Unions and the Union

10 April

 

• In his first visit to Scotland during the campaign, Ed Miliband narrowly avoids focussing attention on his rows with the unions.

 

• But there have been high-level arguments and serious divisions over how to handle the SNP.

 

• Jeremy Corbyn will have potentially fewer problems with trade union leaders but is likely to face many of the same dilemmas in defending the union.

 

 

IT WAS TO have been a flying visit to Scotland. We had left the night before, and drove a bit less than an hour north-west from Edinburgh airport to what looked like a magnificent castle which looked out across rolling plains. Sadly the building – parts of which dated back to the 14th century – was largely used as a wedding venue and we were billeted in a building which was architecturally more barrack room than baronial in nature. On arrival, we were greeted by the familiar faces of our ITN and Sky News counterparts.

So here we all were, overlooking the Forth Valley, because it was one of the nearest hotels to Grangemouth, where Ed Miliband would pop in briefly to see the staff at a supermarket’s distribution centre.

Yes, that was the same Grangemouth where management had recently very nearly closed Scotland’s last remaining refinery and the Unite convenor there, Stevie Deans, had resigned amid much publicity. And yes, that union official was the same Stevie Deans who had been chair of the Labour Party in the neighbouring constituency of Falkirk in 2013 – and had been accused of trying to fix the parliamentary selection there for Karie Murphy, a close friend of Unite’s general secretary Len McCluskey. Both Deans and Murphy had been suspended from the Labour Party, though later cleared of wrongdoing, following a protracted, bitter investigation and subsequent wrangle which had led to the resignation of the high profile campaigner, and now the party’s deputy leader, Tom Watson from the Shadow Cabinet – and from a key role in the general election campaign. Watson employed Karie Murphy in his office and once shared a flat with Len McCluskey (though he points out he also shared a flat with the all-together more Blairite Gloria De Piero). And yes, that was the same Falkirk where the retiring MP had been none other than Eric Joyce, who had been expelled from the Labour Party following a violent brawl in the House of Commons.

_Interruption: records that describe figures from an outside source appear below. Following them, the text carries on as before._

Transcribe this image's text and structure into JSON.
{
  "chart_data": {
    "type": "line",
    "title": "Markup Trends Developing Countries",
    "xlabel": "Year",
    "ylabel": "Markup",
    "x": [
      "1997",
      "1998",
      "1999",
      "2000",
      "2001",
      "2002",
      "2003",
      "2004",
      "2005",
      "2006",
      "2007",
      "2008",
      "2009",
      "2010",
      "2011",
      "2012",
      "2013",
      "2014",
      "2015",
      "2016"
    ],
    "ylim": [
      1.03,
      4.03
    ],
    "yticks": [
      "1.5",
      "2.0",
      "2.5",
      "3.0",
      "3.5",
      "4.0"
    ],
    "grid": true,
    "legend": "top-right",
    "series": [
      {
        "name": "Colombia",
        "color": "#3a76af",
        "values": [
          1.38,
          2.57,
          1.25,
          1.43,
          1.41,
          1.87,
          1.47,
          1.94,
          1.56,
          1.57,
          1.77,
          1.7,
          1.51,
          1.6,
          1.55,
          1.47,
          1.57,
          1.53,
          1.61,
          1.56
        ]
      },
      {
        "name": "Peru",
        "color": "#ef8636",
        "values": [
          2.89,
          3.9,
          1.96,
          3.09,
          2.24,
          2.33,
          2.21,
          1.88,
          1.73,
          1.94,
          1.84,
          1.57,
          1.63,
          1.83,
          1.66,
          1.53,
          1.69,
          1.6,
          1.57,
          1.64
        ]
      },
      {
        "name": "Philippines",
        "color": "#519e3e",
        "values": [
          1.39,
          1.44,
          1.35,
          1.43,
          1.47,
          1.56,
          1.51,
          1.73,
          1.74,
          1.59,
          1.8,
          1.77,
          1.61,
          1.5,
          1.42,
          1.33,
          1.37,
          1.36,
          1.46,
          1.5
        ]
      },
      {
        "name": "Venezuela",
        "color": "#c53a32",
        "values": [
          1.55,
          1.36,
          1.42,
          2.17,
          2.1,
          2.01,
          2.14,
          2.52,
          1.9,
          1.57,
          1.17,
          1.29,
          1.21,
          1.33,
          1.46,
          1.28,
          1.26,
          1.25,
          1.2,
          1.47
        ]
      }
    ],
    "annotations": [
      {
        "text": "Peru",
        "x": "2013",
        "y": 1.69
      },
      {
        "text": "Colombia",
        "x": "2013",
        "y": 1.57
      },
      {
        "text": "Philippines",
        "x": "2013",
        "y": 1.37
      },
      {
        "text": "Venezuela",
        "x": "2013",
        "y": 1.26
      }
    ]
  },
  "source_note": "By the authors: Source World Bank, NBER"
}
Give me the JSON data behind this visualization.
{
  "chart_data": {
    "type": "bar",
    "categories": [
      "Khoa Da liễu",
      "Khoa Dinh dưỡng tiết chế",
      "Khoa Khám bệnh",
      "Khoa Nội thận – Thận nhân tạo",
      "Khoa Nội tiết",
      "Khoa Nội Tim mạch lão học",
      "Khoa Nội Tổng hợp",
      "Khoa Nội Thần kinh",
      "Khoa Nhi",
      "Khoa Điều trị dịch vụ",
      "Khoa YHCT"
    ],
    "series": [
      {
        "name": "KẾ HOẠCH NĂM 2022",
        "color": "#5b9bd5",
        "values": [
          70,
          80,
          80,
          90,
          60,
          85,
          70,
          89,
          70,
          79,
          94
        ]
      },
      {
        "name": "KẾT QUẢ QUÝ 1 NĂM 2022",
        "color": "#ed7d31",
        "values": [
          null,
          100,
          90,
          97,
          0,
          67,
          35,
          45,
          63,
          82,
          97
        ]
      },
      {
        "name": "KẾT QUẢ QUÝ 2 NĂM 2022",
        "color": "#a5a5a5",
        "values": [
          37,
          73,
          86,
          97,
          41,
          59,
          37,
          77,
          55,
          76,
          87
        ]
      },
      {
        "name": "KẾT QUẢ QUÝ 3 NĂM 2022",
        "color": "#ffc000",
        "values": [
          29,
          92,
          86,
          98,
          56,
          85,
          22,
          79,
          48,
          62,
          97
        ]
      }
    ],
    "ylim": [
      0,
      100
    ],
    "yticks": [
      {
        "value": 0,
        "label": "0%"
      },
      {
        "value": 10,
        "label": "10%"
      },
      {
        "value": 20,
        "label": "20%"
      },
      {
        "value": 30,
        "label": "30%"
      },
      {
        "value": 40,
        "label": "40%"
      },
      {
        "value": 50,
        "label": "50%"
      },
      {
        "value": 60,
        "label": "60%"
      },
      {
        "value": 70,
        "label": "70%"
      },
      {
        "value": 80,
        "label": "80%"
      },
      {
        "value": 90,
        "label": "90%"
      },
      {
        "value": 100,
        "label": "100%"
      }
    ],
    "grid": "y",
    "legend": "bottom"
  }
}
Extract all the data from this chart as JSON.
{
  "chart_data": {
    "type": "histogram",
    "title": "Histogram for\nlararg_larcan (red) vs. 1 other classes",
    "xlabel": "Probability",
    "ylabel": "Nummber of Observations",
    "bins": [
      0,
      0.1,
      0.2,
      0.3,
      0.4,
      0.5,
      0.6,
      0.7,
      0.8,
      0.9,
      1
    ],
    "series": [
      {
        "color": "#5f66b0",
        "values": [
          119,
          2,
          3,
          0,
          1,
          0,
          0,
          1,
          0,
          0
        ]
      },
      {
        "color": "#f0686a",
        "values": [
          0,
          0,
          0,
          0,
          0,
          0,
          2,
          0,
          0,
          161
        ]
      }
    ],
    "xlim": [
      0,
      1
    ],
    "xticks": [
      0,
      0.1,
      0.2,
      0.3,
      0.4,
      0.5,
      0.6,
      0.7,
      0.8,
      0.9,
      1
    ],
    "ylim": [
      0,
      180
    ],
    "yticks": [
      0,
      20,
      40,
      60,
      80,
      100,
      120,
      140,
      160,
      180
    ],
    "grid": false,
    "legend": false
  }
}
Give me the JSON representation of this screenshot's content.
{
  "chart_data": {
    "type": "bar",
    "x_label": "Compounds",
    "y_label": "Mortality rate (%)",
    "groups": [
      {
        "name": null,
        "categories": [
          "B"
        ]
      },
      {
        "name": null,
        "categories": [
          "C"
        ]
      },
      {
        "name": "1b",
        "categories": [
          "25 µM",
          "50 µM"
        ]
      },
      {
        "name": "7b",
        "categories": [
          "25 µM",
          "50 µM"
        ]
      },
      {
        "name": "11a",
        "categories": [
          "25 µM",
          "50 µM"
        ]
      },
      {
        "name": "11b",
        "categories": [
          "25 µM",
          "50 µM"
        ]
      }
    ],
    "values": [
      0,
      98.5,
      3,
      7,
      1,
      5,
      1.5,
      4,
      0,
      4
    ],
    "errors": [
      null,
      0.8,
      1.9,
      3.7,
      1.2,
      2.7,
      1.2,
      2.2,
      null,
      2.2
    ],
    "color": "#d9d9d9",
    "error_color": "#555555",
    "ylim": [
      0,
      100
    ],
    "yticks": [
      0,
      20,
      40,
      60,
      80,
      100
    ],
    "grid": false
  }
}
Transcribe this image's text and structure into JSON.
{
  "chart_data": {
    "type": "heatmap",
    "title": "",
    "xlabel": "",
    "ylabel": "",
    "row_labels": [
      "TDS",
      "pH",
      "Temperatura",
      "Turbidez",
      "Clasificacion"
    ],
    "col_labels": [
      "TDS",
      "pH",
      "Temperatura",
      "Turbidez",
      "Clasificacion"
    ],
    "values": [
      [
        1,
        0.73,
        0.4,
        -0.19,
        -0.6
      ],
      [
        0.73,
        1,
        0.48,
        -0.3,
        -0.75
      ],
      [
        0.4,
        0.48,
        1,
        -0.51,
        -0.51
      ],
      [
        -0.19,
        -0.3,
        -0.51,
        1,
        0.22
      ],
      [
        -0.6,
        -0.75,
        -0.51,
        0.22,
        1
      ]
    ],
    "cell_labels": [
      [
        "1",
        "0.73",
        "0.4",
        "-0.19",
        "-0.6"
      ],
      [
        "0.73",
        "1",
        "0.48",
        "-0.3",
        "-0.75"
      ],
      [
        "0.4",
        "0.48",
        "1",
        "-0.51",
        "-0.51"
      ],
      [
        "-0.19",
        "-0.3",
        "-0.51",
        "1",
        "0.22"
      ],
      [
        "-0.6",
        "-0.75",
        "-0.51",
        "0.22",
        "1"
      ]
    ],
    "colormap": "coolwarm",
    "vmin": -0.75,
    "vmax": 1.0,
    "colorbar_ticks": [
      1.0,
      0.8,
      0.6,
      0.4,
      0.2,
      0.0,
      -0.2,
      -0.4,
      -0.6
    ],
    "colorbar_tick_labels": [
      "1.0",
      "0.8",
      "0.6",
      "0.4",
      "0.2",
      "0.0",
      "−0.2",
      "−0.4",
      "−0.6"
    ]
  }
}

So even before we had been shown to our rooms, it came as no surprise to be told the Grangemouth trip was off, and the Labour leader would be confining himself to the Scottish capital. We were now in the wrong place but at least by the skin of his teeth Ed Miliband had not come to what would have been the wrong place for him. Both Falkirk and Grangemouth were lost to the SNP on polling day but he had narrowly avoided inviting his opponents to re-examine his relations with his trade union funders.

At the top of the Labour Party there was huge frustration that he hadn’t got on the front foot having been seen to have been the choice of the unions for leader. Some of his closest advisers and allies had urged him to reform the relationship with the unions within a broader context of restoring trust in politics well before the Falkirk fiasco. He had been urged to make that the centre point of the 2011 Labour conference speech, where his attack on ‘predatory’ capitalists had instead captured the headlines. But as one of those advisers put it: ‘He lacked the courage to seize the moment.’